Le président de la Confédération des petites et moyennes entreprises, Amir Reza-Tofighi, a exprimé sa désapprobation envers le gouvernement concernant le travail des salariés le 1er mai. Selon les informations de BFM Business, il accuse le gouvernement d'avoir reculé sous la pression des syndicats de salariés et souhaite poursuivre le combat.
Ce qu'il faut retenir
- Amir Reza-Tofighi critique le revirement gouvernemental sur le travail le 1er mai.
- Le gouvernement prévoit un nouveau texte pour clarifier le cadre juridique à partir de 2027.
- Des commerçants indépendants se sentent pénalisés par ce recul.
- La mesure permettant aux boulangers et fleuristes d'ouvrir le 1er mai suscite des interrogations.
Une décision critiquée
Amir Reza-Tofighi a qualifié le revirement du gouvernement de "sujet incompréhensible". Initialement proposée par l'ex-Premier ministre Gabriel Attal, la loi visant à autoriser le travail des salariés dans certains commerces le 1er mai a été abandonnée au profit d'un futur projet pour 2027. Cette décision a été perçue comme un recul par le président de la CPME, qui dénonce une pression des syndicats de salariés.
Un nouveau cadre à partir de 2027
Le Premier ministre Sébastien Lecornu a annoncé l'élaboration d'un nouveau texte gouvernemental pour clarifier le cadre juridique à partir de 2027. Il souhaite instaurer une "discussion sociale par branche" pour permettre aux salariés de travailler sur la base du volontariat et d'être payés doublement.

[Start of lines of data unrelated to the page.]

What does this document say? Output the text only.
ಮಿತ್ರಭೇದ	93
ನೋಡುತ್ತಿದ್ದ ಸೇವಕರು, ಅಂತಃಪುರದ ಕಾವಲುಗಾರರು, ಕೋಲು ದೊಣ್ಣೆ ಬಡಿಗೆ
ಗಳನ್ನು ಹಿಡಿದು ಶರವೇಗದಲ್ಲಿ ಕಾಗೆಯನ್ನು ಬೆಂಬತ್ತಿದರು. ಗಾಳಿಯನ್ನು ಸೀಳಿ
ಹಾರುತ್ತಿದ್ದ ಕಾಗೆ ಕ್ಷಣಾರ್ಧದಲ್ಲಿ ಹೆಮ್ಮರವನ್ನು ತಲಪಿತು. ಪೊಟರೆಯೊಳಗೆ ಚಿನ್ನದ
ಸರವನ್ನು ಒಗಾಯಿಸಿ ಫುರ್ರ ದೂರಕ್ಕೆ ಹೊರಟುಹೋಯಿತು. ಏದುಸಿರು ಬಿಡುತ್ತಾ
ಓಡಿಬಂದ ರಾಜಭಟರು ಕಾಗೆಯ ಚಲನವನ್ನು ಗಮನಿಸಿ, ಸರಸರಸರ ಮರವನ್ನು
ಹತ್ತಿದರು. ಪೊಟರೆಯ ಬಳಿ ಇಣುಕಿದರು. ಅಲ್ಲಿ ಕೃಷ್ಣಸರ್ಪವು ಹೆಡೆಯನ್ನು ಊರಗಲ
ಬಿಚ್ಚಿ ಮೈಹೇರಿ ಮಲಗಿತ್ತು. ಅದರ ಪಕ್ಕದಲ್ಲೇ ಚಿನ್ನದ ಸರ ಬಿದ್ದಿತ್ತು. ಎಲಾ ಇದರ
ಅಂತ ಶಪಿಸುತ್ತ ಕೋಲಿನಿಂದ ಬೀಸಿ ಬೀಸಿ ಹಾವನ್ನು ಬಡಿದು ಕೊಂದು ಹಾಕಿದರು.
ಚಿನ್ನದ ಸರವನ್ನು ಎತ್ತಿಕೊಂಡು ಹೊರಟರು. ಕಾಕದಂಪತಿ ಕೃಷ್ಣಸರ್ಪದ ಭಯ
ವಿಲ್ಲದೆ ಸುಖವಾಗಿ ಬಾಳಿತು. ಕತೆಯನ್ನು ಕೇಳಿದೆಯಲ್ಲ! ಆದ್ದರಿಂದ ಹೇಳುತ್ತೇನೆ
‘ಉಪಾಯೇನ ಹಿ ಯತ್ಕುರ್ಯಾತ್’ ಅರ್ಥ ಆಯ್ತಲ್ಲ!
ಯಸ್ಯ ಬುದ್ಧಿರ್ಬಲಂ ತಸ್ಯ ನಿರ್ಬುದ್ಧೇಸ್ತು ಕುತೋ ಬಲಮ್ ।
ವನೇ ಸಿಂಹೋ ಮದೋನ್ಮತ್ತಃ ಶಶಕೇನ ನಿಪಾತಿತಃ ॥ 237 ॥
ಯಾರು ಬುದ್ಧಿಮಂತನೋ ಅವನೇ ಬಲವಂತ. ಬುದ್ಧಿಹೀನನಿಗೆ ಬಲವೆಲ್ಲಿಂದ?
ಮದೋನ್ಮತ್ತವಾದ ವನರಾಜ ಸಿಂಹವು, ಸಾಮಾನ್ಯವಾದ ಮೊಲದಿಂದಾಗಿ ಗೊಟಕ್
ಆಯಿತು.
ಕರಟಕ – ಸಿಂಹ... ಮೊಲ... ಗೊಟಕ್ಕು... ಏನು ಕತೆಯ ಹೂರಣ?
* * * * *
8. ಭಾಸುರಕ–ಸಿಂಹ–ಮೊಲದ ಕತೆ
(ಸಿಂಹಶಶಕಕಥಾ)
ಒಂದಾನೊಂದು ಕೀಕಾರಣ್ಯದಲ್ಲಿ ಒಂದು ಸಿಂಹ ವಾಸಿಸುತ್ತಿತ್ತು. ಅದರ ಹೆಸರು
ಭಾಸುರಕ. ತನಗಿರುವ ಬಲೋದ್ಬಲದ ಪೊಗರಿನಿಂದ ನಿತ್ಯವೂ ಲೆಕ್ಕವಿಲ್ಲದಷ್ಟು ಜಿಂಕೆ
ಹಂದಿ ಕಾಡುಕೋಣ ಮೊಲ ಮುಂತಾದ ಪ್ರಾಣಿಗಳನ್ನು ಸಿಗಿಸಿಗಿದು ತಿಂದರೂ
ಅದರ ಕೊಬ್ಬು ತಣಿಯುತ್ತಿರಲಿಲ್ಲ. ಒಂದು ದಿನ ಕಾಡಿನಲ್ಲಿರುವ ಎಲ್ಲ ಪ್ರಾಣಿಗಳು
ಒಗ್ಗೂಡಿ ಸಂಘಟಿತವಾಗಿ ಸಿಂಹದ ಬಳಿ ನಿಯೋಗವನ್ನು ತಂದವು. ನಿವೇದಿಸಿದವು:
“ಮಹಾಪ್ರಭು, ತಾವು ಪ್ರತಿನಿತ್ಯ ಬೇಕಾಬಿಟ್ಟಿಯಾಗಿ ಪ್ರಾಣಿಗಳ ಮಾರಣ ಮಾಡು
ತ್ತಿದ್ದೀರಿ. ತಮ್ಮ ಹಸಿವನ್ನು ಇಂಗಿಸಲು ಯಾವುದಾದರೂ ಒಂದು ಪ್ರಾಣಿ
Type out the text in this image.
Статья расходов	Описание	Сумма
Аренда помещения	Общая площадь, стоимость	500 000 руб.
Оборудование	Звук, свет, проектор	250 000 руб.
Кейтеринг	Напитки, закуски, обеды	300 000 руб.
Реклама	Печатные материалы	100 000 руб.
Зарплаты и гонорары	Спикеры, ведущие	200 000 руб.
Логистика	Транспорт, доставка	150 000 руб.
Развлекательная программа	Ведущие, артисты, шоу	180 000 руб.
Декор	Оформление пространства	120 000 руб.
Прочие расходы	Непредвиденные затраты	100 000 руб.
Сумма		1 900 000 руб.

Cette décision a suscité des réactions mitigées, certains commerçants indépendants se sentant pénalisés par ces changements.
Des mesures ambiguës
Concernant l'ouverture des commerces le 1er mai, une séquence assez confuse a émergé. Si les boulangers et fleuristes indépendants peuvent désormais faire travailler leurs employés sans risquer d'amende, des interrogations persistent sur la portée réelle de cette mesure. Amir Reza-Tofighi a souligné la nécessité de clarifier les critères d'application pour éviter toute confusion.